Earlier this year for my birthday, I decided to buy myself a water lily. I ordered it online from Penlan Perennials.
My little lily arrived, was duly planted, and promptly withered and died. When moving house we were about to fling it out but realised that under the rotten mess, there were new shoots. So the lily moved house with us. Then sat in a plastic bag in the bathroom for about a week. Then got dumped in plant pot with an inch of water over it.
Then, for no logical reason, it decided to fight like a muthafuka!
To celebrate this little clear water revival we had going, I decided we needed biodiversity. Sadly the aquatic frogs in the fish shop were too delicate for al fresco living and the turtles were bought and returned within 12 hours. I fulfilled a childhood dream of having turtles, but they tried to eat the lily.
I know. Duh!
I then decided to take my little fish net, a glass jar and a reluctant husband (who eventually had more fun that he’ll admit) down to Parc Ciutadella to gather pond creatures instead.
My ambitions were small. A water boatman, pond skater, water beetle or similar. I had no hopes of tadpoles or dragonfly larvae.
What we found instead was nothing but barren ponds. Even the big boating pond appeared to have nothing more than fish, turtles and crayfish (the cockroaches of the fresh water world). No insects. Zilch!
I’m naively shocked. Yes this is in the middle of a large crowded city, and we’ve made no place for the poor wee buggers, but insects are tenacious. They don’t need a gilded invitation or the red carpet rolled out. They turn up, steal your spot on the couch, kick their shoes off, switch the telly on and ask for a beer.
A near complete absence of the single most important section of the ecosystem, from what I assumed was a natural oasis (park pond) makes me suspect the good city of Barcelona is waging chemical warfare on our little amigos.
Internet research threw up very little on treatment of water for public ponds. You can read the latest on pond conservation at the European Pond Conservation Network, but it’s very boffin (UK Slang for scientist) orientated and has no papers on urban conservation. Boo!

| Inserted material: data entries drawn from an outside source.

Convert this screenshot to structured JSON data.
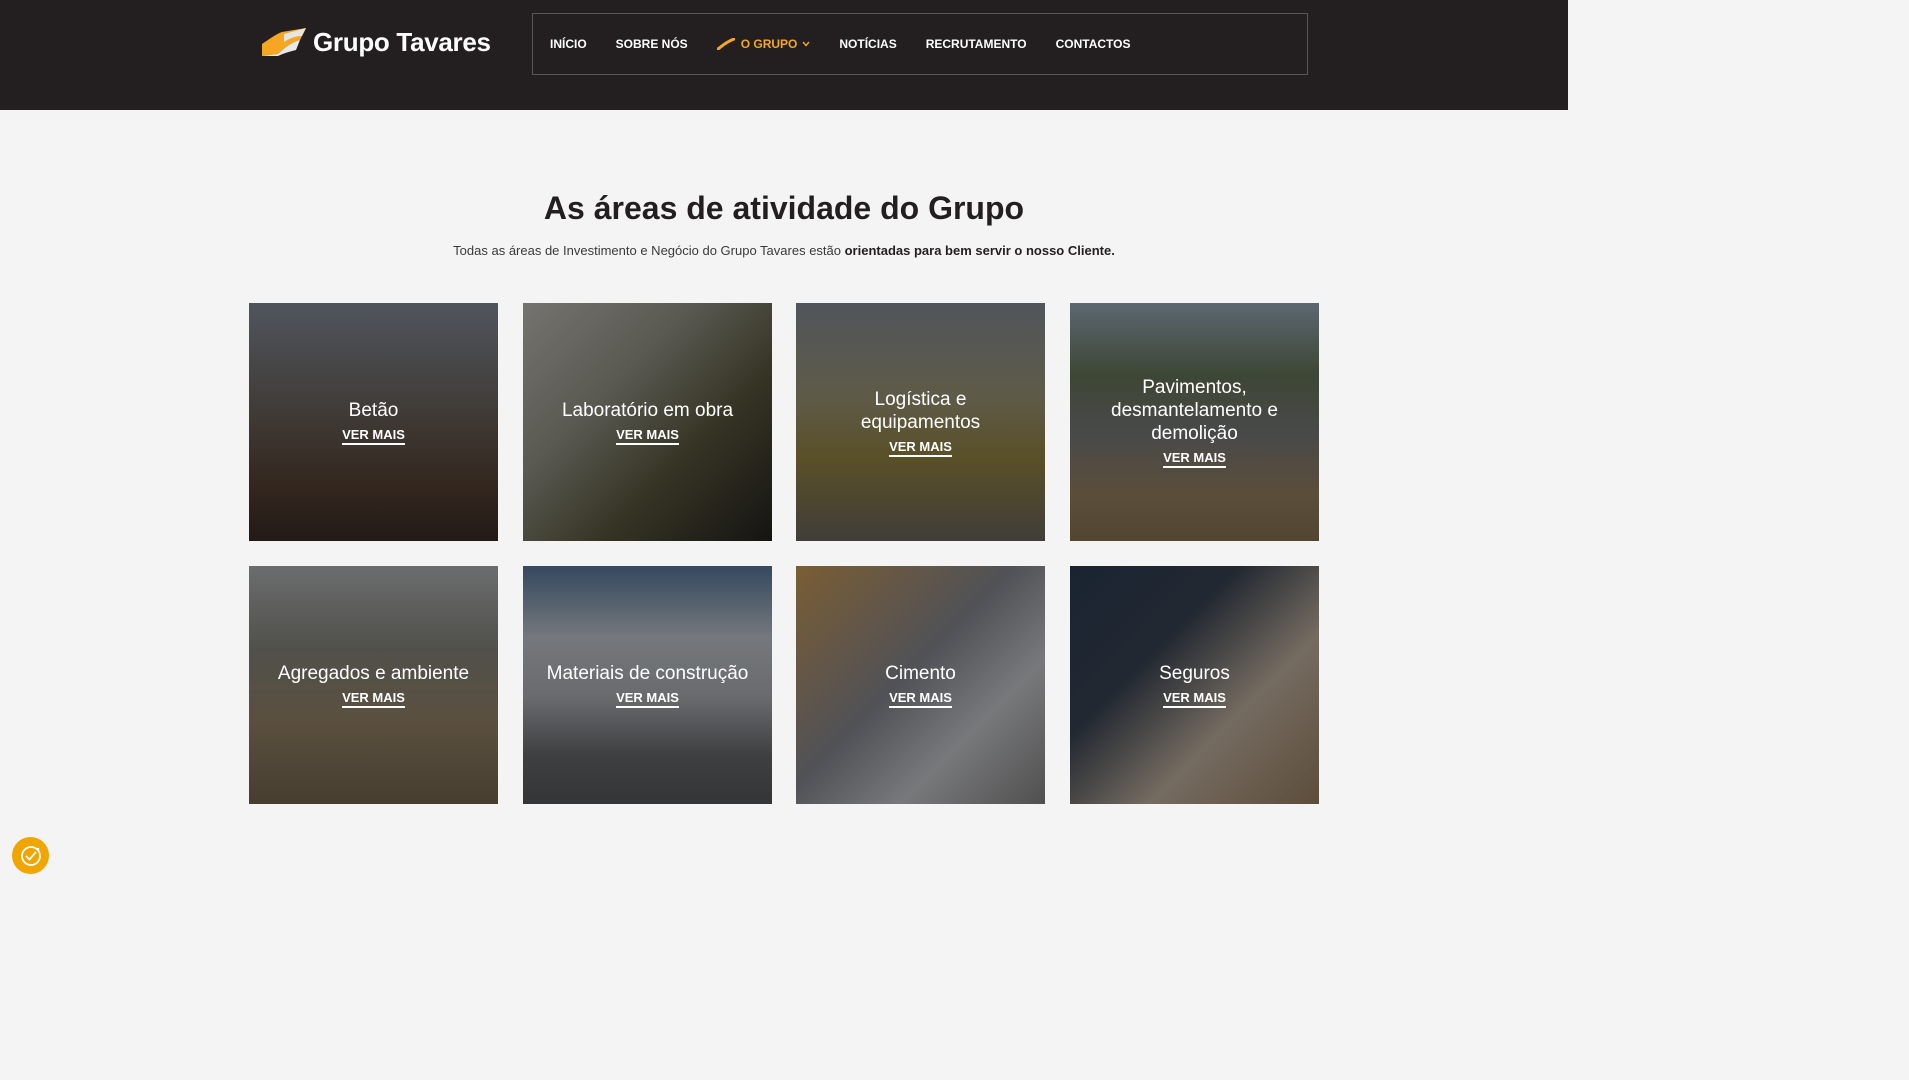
{
  "brand": {
    "name": "Grupo Tavares",
    "accent": "#f5a623",
    "dark": "#231f20"
  },
  "nav": {
    "items": [
      {
        "label": "INÍCIO"
      },
      {
        "label": "SOBRE NÓS"
      },
      {
        "label": "O GRUPO",
        "active": true,
        "icon": "chevron-down-icon"
      },
      {
        "label": "NOTÍCIAS"
      },
      {
        "label": "RECRUTAMENTO"
      },
      {
        "label": "CONTACTOS"
      }
    ]
  },
  "section": {
    "title": "As áreas de atividade do Grupo",
    "subtitle_plain": "Todas as áreas de Investimento e Negócio do Grupo Tavares estão ",
    "subtitle_bold": "orientadas para bem servir o nosso Cliente."
  },
  "cards": [
    {
      "title": "Betão",
      "link": "VER MAIS"
    },
    {
      "title": "Laboratório em obra",
      "link": "VER MAIS"
    },
    {
      "title": "Logística e equipamentos",
      "link": "VER MAIS"
    },
    {
      "title": "Pavimentos, desmantelamento e demolição",
      "link": "VER MAIS"
    },
    {
      "title": "Agregados e ambiente",
      "link": "VER MAIS"
    },
    {
      "title": "Materiais de construção",
      "link": "VER MAIS"
    },
    {
      "title": "Cimento",
      "link": "VER MAIS"
    },
    {
      "title": "Seguros",
      "link": "VER MAIS"
    }
  ],
  "cookie_button": {
    "icon": "cookie-settings-icon",
    "color": "#f0a500"
  }
}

One study which does look promising is the Reading Urban Pond Project by students at Reading University. The students have created several ponds in the city of Reading and then left them as blank canvases. They are now going to monitor nature’s ability to populate these ponds and what level of biodiversity can be achieved by simply letting it be.
Have I revealed too much of my inner geek with this post?
It’s not all topless lesbians and waking up in a nest of beer cans people, it’s also about making space for the frogs.
Start your biodiversity patch today! Bring back insects to Barcelona!